Jolie seemed confused. “Uncle, what do we do?” she asked. “He is evil, but my [Paladin] class asks that I give a chance at redemption to any villain who asks for it.”
“I have already helped you,” Furibon said. “What more proof do you need?”
“Well then, I have been under a tiresome curse, and I have been looking for a wizard capable of lifting it.” Grandrake cleared his throat, ready to dispense wisdom. “Since I can hear you, that means you are wealthy enough by my minion standards.”
The lich froze. “What is that supposed to mean?”
“You can repay your debt to dragonkind by assisting me in my princess hunts,” Grandrake offered, leaving Vainqueur in awe of his boundless dragon generosity. Could the wyrm truly offer a second chance to that puny lich?
Even Furibon was left floored by this magnanimous offer. “Neve—”
“I am a dragon,” Grandrake reminded the undead warlock with a paternal smile. “You are now my minion.”
“Furi, maybe we should listen to that proposal,” the lich’s elf ally said. “It can’t be that bad.”
“Do you want to be a dragon’s slave?” the lich insulted the ancient dragon institution.
“Minion!” Vainqueur defended the rightful dragon way. “Slaves do not have vacations!”
“I mean, we get paid for our work, right?” the lich’s orc friend asked the difficult question.
“One one-tenth,” Grandrake answered with a kind nod.
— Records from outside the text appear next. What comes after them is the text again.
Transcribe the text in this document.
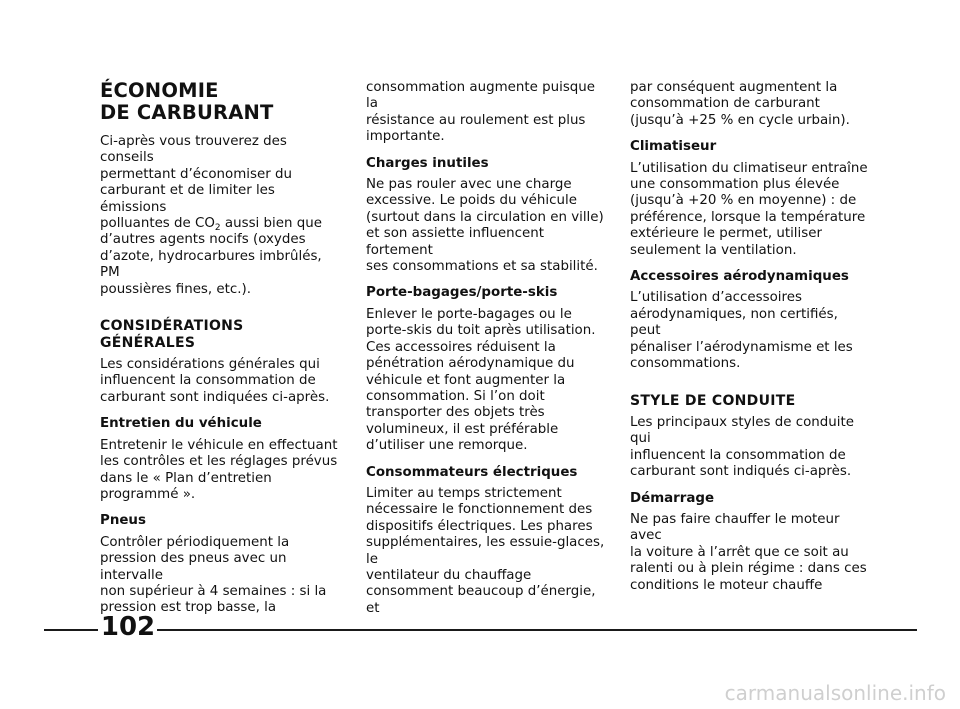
ÉCONOMIE
DE CARBURANT

Ci-après vous trouverez des conseils

permettant d’économiser du

carburant et de limiter les émissions

polluantes de $CO_2$ aussi bien que

d’autres agents nocifs (oxydes

d’azote, hydrocarbures imbrûlés, PM

poussières fines, etc.).

CONSIDÉRATIONS
GÉNÉRALES

Les considérations générales qui

influencent la consommation de

carburant sont indiquées ci-après.

Entretien du véhicule

Entretenir le véhicule en effectuant

les contrôles et les réglages prévus

dans le « Plan d’entretien

programmé ».

Pneus

Contrôler périodiquement la

pression des pneus avec un intervalle

non supérieur à 4 semaines : si la

pression est trop basse, la

consommation augmente puisque la

résistance au roulement est plus

importante.

Charges inutiles

Ne pas rouler avec une charge

excessive. Le poids du véhicule

(surtout dans la circulation en ville)

et son assiette influencent fortement

ses consommations et sa stabilité.

Porte-bagages/porte-skis

Enlever le porte-bagages ou le

porte-skis du toit après utilisation.

Ces accessoires réduisent la

pénétration aérodynamique du

véhicule et font augmenter la

consommation. Si l’on doit

transporter des objets très

volumineux, il est préférable

d’utiliser une remorque.

Consommateurs électriques

Limiter au temps strictement

nécessaire le fonctionnement des

dispositifs électriques. Les phares

supplémentaires, les essuie-glaces, le

ventilateur du chauffage

consomment beaucoup d’énergie, et

par conséquent augmentent la

consommation de carburant

(jusqu’à +25 % en cycle urbain).

Climatiseur

L’utilisation du climatiseur entraîne

une consommation plus élevée

(jusqu’à +20 % en moyenne) : de

préférence, lorsque la température

extérieure le permet, utiliser

seulement la ventilation.

Accessoires aérodynamiques

L’utilisation d’accessoires

aérodynamiques, non certifiés, peut

pénaliser l’aérodynamisme et les

consommations.

STYLE DE CONDUITE

Les principaux styles de conduite qui

influencent la consommation de

carburant sont indiqués ci-après.

Démarrage

Ne pas faire chauffer le moteur avec

la voiture à l’arrêt que ce soit au

ralenti ou à plein régime : dans ces

conditions le moteur chauffe

102
carmanualsonline.info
“From what you told us about Victor Dalton, he ended up gaining sixty levels and untold riches in less than a year,” the orc explained his reasoning, “We get to explore the world with a dragon to protect us—”
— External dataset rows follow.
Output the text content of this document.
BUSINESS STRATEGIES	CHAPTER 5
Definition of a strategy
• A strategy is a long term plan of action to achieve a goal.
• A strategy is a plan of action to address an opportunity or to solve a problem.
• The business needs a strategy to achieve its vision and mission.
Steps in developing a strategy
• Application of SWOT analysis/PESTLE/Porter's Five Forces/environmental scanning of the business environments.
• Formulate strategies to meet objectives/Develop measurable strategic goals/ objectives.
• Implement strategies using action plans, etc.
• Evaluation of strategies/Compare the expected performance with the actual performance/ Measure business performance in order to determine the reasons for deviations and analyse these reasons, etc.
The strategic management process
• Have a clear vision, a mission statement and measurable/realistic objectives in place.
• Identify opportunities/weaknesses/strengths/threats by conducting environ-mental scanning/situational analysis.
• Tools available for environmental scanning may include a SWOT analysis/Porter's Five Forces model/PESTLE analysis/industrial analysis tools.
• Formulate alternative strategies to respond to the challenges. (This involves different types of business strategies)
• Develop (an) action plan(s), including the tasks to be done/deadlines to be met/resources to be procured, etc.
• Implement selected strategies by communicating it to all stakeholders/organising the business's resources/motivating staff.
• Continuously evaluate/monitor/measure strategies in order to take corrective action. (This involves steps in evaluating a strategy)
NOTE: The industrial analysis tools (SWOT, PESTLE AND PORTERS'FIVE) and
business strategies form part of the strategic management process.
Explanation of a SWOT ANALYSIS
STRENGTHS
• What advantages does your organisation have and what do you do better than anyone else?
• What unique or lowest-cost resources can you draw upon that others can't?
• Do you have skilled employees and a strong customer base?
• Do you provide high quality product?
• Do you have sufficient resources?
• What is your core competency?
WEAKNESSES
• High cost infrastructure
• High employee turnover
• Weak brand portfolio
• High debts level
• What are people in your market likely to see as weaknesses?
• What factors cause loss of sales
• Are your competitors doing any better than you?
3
“You are seriously doing this to me right now?” Furibon said, astonished.
“Do you refuse to reform the proper dragon way?” Vainqueur asked.
“I will not become a dragon’s servant like Dalton!” Furibon refused the offer for rehabilitation, bound by his evil ways.
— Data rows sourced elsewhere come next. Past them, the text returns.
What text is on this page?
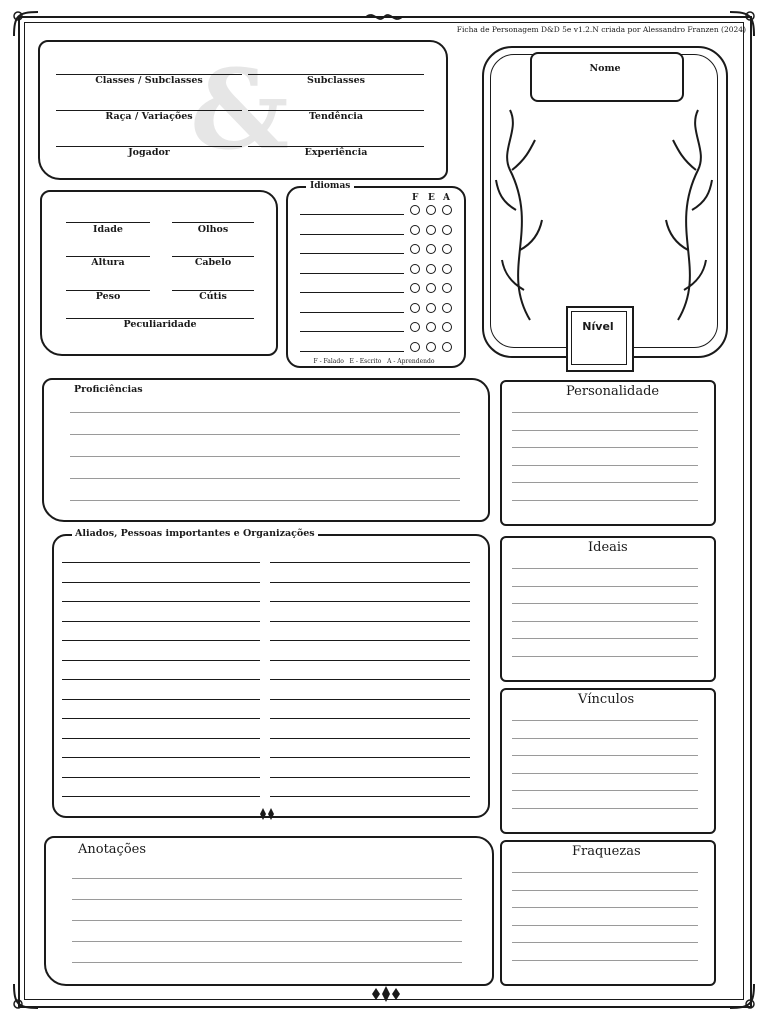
Ficha de Personagem D&D 5e v1.2.N criada por Alessandro Franzen (2024)
&
Classes / Subclasses	Subclasses
Raça / Variações	Tendência
Jogador	Experiência
Idade	Olhos
Altura	Cabelo
Peso	Cútis
Peculiaridade
Idiomas
F E A
F - Falado   E - Escrito   A - Aprendendo
Nome
Nível
Proficiências
Aliados, Pessoas importantes e Organizações
Anotações
Personalidade
Ideais
Vínculos
Fraquezas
“Then,” Vainqueur fearlessly expanded his wings. “There is only one way to settle our differences, lich.”
“Bring it,” Furibon replied, lightning crackling between the two rivals’ eyes.
Uh…
Ugh, Victor felt terrible.
Your soul has a new vessel. You regained use of your class and personal Perks, and your bond to your [Black Grail] and [Scythe of Charon] has grown stronger! Your type has been changed to [Slime/Dragon].
Permanent +6 VIT, -6 SKI and -6 AGI. You gain immunity to [Unholy] and Critical Hits, but you are now vulnerable to [Holy] and [Blood] effects.
You gained the [Bloodborn] monster Perk.
[Bloodborn]: You gain a +4 bonus for checks against physical stat debuffs, disease, paralysis, poison and hostile polymorph effects. Blood-draining and blood purification attacks inflict super effective damage against you.